Florentino ! un Florentino très changé, ayant plus de carrure encore, tout à fait homme à présent, avec je ne sais quoi de définitivement assuré et épanoui.
Ils s’embrassent, les deux amis. Ensuite, ils se dévisagent en silence, gênés tout à coup par le flot des souvenirs qui remontent du fond de leur âme et qu’ils ne savent ni l’un ni l’autre exprimer ; Raymond, pas mieux que Florentino, car, si son langage est infiniment plus formé, la profondeur et le mystère de ses pensées sont aussi bien plus insondables.
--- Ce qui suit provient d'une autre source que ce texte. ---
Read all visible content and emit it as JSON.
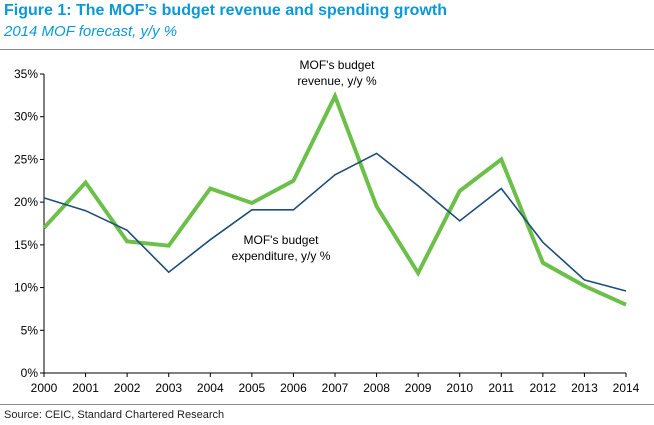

Et cela les oppresse, de concevoir des choses qu’ils sont impuissants à dire ; alors leurs regards embarrassés se reportent distraitement sur les beaux grands bœufs en arrêt :
– Ils sont à moi, tu sais, dit Florentino… Il y a deux ans, je me suis marié… Ma femme a de l’ouvrage de son côté… Et, en travaillant… nous commençons à être assez bien chez nous… Oh ! ajoute-t-il, avec son orgueil de naïf, j’en ai encore une autre paire de bœufs comme ça, à la maison !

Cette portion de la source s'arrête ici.